Clinical significance of altered kynurenine metabolism and enhanced glutamatergic activity in MTLE-HS
As KYNA modulates the hippocampal extracellular glutamate release through α7 nAChR (Carpenedo et al., 2001), it is possible that exogenously applied KYNA prevented presynaptic action potential-dependent glutamate release causing reduction in frequency of spontaneous EPSCs recorded from pyramidal neurons in resected hippocampal samples (Fig. 5E). As KYNA competitively inhibits postsynaptic glycine binding site of the NMDA receptors and NMDA receptor levels are high in patients with MTLE-HS, exogenous application of KYNA may increase its binding to postsynaptic NMDA receptors causing reduction in amplitude of spontaneous EPSCs (Figure 5e). In addition, we also observed that the magnitude of reduction of frequency of spontaneous EPSCs by KYNA in MTLE-HS was significantly less than that caused by specific NMDA receptor antagonist, APV (Figure 5i). This might suggests that, besides NMDA receptors, KYNA may have some other targets like GPR35 (Alkondon et al., 2015), aryl hydrocarbon receptors (DiNatale et al., 2010) or some other unknown sites; but their role in MTLE-HS is not known and needs further investigations. Moreover, future experiments involving comparison between KYNA and APV co-perfusion and KYNA or APV alone can further help to understand the presence of a cumulative or occlusive effect of these antagonists on NMDA receptor activity. Increase in endogenous QUIN level in hippocampal samples also contributes to glutamate receptor mediated hyperexcitability. QUIN binds with postsynaptic NMDA receptors which are upregulated and render those functionally hyperactive. It is tempting to speculate that decreased KYNA levels as well as increased QUIN levels in the hippocampus and hyperglutamatergic tone may contribute to seizure generation in patients with MTLE-HS.

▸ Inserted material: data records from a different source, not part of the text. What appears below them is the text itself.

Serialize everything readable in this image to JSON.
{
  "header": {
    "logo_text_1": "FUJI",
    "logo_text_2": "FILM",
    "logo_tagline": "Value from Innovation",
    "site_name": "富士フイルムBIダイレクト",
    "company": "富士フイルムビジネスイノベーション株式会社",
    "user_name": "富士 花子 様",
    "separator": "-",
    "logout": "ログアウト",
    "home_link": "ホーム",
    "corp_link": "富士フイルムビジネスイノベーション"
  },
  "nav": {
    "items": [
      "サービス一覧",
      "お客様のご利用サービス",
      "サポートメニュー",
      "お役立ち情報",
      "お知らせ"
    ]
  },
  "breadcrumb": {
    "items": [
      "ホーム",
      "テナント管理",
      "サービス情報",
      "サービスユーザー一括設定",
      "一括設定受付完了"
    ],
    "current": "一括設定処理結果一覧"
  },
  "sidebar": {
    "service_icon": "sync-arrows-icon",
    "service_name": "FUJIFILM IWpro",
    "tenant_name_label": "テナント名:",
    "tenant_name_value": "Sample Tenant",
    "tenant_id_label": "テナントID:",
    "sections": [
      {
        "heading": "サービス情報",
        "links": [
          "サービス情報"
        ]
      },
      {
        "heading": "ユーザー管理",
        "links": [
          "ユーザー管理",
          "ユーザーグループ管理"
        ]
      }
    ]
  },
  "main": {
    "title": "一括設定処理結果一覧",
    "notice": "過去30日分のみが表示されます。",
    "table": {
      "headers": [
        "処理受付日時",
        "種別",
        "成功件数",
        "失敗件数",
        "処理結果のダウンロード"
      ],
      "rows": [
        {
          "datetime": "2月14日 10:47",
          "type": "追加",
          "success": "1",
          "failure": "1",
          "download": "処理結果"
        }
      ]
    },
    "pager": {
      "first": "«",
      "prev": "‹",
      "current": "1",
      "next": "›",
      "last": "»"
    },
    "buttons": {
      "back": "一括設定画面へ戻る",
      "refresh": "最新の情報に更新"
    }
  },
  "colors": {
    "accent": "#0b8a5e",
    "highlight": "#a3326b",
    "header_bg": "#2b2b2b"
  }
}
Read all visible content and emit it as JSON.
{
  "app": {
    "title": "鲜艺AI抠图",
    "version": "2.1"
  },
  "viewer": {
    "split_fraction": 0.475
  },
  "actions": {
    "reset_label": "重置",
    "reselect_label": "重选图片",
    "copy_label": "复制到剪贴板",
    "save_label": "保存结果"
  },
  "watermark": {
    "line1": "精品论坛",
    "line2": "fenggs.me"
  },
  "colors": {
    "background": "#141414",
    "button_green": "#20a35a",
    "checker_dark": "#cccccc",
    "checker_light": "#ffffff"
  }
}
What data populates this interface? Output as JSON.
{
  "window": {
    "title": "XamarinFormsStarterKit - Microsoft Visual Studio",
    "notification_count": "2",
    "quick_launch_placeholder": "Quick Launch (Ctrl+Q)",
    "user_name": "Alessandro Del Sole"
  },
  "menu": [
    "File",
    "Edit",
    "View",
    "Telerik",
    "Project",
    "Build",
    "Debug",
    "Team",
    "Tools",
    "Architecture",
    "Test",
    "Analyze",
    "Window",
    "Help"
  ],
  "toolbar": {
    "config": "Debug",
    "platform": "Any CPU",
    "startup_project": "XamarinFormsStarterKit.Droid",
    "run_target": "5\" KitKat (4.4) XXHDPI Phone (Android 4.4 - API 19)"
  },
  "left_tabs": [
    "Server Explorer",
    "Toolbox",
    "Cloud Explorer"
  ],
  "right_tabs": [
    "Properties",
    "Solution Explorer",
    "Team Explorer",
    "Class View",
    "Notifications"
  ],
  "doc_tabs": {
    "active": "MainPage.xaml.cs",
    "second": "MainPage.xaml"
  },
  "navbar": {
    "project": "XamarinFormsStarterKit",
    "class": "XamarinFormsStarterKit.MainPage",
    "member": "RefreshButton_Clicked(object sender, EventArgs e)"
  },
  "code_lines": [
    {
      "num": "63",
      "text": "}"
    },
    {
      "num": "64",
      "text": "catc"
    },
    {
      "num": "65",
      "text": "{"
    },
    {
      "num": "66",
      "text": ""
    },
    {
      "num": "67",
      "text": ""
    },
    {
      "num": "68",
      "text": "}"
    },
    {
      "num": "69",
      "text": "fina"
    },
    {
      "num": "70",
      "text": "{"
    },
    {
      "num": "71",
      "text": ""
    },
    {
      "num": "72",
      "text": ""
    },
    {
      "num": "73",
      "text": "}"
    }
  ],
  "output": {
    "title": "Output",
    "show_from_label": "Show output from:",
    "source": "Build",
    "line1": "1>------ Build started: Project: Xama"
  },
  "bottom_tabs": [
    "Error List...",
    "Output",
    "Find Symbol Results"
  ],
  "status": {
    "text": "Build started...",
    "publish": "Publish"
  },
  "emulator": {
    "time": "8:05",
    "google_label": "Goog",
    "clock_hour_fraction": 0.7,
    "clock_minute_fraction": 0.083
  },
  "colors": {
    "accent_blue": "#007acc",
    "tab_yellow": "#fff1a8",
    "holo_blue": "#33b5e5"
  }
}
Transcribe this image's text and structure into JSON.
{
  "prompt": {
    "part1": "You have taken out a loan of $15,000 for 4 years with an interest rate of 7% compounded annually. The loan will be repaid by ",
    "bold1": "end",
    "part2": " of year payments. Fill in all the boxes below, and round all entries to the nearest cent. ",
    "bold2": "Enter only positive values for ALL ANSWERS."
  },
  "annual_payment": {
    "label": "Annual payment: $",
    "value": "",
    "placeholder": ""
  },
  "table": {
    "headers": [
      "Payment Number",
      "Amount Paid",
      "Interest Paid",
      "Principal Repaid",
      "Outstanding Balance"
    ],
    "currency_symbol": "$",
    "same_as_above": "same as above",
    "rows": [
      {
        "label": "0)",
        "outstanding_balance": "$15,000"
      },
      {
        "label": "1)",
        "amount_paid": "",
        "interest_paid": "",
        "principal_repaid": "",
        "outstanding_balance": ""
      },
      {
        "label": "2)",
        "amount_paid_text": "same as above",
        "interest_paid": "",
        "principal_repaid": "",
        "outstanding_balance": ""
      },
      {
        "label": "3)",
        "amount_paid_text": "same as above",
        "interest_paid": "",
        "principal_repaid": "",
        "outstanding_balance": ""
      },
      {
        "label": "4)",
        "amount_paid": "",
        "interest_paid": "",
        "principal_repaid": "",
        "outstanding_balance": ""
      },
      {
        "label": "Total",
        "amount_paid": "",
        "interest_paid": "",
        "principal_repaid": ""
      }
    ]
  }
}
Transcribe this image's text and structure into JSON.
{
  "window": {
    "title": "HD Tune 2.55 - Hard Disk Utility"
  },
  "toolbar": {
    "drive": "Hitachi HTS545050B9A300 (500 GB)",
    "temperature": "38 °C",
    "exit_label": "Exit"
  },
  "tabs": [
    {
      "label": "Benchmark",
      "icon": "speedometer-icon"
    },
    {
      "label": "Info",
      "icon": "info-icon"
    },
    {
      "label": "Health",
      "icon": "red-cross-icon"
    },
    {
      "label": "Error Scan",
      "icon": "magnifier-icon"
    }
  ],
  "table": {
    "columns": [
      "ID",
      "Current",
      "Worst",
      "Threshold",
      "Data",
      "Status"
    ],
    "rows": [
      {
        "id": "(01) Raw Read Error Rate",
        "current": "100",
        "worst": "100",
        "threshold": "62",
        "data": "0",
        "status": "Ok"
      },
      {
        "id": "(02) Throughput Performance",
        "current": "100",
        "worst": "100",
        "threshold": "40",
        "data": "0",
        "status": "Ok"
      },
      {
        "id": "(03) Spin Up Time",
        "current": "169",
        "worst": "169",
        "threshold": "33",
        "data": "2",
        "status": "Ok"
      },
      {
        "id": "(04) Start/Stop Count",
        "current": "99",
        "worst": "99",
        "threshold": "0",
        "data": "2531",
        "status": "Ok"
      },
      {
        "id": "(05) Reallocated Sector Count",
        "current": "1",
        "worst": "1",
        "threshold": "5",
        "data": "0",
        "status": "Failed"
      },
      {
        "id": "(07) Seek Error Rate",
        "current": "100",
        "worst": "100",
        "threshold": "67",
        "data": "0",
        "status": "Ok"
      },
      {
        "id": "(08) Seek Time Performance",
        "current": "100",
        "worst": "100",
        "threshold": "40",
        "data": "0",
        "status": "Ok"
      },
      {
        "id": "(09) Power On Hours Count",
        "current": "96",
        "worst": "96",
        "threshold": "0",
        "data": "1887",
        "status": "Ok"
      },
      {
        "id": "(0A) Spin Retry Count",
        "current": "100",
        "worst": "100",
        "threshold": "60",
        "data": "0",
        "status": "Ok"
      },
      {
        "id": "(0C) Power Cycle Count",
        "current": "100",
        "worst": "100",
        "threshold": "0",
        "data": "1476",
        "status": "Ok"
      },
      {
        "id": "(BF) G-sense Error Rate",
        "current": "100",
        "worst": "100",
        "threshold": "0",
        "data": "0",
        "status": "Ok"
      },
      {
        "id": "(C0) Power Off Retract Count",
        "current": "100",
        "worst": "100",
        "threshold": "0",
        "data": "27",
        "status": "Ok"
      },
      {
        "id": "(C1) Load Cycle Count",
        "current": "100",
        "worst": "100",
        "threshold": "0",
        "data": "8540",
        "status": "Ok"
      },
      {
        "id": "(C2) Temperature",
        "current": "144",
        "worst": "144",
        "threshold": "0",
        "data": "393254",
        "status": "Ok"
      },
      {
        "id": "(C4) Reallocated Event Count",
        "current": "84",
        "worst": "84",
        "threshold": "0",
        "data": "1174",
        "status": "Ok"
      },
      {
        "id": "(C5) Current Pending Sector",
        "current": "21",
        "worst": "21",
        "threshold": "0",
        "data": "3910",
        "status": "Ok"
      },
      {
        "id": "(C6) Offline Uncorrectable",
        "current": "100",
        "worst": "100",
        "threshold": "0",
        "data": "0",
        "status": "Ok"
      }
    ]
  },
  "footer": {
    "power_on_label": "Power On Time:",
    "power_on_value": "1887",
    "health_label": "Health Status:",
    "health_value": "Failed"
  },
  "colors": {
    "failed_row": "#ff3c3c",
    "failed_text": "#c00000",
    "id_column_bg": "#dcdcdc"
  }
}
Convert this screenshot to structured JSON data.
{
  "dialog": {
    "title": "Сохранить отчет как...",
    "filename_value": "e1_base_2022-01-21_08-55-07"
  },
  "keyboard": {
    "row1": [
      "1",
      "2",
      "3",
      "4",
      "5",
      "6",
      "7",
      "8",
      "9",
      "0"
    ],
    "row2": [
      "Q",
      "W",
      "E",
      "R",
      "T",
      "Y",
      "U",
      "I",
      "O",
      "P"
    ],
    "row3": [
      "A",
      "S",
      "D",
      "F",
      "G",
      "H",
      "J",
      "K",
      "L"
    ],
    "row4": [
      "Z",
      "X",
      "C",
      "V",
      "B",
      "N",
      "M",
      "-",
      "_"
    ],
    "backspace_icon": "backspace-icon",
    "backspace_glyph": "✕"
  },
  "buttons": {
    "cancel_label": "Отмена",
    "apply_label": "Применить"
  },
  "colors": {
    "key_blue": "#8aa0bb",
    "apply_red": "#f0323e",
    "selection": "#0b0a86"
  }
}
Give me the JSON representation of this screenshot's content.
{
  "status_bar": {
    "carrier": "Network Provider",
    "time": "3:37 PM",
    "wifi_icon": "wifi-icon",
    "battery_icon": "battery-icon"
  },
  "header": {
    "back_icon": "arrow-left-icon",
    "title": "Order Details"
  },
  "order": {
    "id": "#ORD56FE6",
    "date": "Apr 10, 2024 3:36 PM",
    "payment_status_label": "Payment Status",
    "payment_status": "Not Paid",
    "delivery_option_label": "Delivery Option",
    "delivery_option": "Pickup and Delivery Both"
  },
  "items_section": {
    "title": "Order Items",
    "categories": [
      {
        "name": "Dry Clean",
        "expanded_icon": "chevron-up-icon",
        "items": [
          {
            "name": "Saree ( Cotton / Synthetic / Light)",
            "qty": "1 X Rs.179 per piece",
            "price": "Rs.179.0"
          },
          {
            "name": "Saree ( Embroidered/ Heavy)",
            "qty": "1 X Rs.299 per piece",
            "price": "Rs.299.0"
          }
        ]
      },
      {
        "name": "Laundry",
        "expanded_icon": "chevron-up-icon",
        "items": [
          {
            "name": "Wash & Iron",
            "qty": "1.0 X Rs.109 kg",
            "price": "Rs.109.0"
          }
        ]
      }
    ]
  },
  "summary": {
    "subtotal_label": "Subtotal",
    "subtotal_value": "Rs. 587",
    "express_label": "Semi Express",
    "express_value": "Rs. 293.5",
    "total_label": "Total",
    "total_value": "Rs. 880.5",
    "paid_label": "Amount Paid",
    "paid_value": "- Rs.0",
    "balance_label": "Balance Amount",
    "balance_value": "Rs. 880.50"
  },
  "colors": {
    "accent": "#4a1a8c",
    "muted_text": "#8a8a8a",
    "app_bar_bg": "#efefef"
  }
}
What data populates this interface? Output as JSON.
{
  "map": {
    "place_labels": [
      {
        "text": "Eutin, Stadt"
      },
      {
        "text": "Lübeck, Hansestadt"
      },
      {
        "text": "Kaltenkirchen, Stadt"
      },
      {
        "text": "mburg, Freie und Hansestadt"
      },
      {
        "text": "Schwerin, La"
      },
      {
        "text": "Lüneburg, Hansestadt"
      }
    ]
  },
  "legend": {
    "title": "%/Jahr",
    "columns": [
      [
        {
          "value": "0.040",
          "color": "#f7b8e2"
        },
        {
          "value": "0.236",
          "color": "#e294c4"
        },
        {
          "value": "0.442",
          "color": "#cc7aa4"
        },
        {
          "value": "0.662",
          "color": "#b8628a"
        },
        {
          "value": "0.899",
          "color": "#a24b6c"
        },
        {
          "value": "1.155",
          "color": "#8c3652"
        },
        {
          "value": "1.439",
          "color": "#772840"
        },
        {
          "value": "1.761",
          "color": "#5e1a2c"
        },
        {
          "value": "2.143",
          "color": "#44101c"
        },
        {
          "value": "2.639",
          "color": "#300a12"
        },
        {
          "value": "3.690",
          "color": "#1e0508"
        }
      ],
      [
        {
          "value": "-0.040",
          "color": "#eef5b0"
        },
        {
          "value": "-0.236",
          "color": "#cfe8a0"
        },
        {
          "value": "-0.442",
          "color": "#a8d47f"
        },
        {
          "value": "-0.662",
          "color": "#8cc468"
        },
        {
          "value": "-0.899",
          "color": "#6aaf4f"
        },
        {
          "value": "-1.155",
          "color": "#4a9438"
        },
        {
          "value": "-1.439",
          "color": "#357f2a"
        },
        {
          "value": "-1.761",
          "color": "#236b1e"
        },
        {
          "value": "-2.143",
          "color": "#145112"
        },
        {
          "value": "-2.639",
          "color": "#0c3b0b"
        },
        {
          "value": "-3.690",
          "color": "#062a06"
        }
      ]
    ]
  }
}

The primary limitation for this human study is use of tumour periphery samples obtained from patients with low-grade gliomas as non-seizure control, as ethically it was not possible to get healthy hippocampal samples. The cell type variation, cell-specific expression pattern and subtype differences of glutamate receptors between the MTLE-HS samples and non-seizure control samples could also contribute to the changes observed in the frequency and amplitude of spontaneous EPSCs. Although previous studies have used samples obtained from non-MTLE patients for comparison with MTLE-HS samples, we believe that epileptic samples obtained from patients with non-MTLE (but DRE) could also have their own limitations as “control” as those tissues will also possess, the epilepsy related abnormalities which may significantly affect the comparative results of synaptic transmission between the two groups. In addition, it was not possible to obtain age and gender matched non-seizure control specimens for this study. All the patients recruited in this study were on a combination of anti-epileptic drugs (supplementary table 1), so the effect of these drugs on glutamatergic/GABAergic activity recorded from the pyramidal neurons of resected hippocampal samples cannot be ruled out.